ÉLÉGIE
« Heureuse la nuit dont tremblait la Grande Ourse sous des cimes renversées dans un canal quand j’écoutais à travers tes chuchotements se lever ma fièvre.
Jamais ténèbres ne furent plus vastes qu’à l’heure où j’entendis s’éloigner de moi mon âme avec tes pas dont l’écho décroissant revenait par les rues d’une ville morte battre mon cœur.
Trahissais-tu les plaines solaires de juin et leur ciel en touffe de bleuets sur les clochers, la nuit où tu allumas entre les maisons le grand feu blanc d’une aube sans sommeil ?
Pouvais-je, contre une falaise que flagellaient les fruits malingres et les feuilles émaciées, ne pas tressaillir à cette lueur dont tu inventas de poser le silence sur mes abîmes ?
Aucun nuage, nul busard, pas un akène n’osait voguer quand s’arrêta l’automne au déclin d’un décours parmi son butin chamarré pour te sourire avec sa lèvre d’or.
Un soir hélas, vents et loups ameutés jetèrent si haut leurs cris de sacrificateurs que j’ai dû te ravir à travers les étincelants décombres des lustres décembraux. »
Jean Grosjean, Élégies [1967], III, Poésie/Gallimard, 1969, pp. 114-115.
BIO-BIBLIOGRAPHIE
Jean Grosjean (né à Paris le 21 décembre 1912-mort à Versailles le 10 avril 2006) est issu d’une famille de vignerons et de mineurs en Franche-Comté.
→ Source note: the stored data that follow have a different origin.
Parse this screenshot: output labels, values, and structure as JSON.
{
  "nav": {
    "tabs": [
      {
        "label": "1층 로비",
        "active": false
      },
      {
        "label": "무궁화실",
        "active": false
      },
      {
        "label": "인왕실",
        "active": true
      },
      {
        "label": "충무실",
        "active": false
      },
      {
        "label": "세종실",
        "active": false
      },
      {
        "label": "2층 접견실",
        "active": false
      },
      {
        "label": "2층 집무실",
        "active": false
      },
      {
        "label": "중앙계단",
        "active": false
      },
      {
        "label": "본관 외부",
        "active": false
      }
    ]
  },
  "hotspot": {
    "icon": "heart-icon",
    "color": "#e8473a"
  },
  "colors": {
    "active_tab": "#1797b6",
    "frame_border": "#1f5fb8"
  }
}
Ordonné prêtre en 1939, il participe à l’expérience des prêtres ouvriers. Pendant la Seconde Guerre mondiale, il vit en captivité en Poméranie et au Brandebourg et fait la connaissance de Claude Gallimard. Il quitte l’Eglise en 1950 et se consacre à l’étude des langues arabes et hébraïques, ainsi qu’à la poésie et à l’édition (en tant que conseiller des éditions Gallimard). Sa poésie, fortement inspirée de l’univers biblique, mais aussi des grands textes sacrés hébraïques qu’il a traduits (Majestés et Passants, 1956 ; Apocalypse, 1962) est à la fois une théophanie et une « théologie du langage », mais aussi une méditation panthéiste sur la nature, la nuit, la vie et le temps.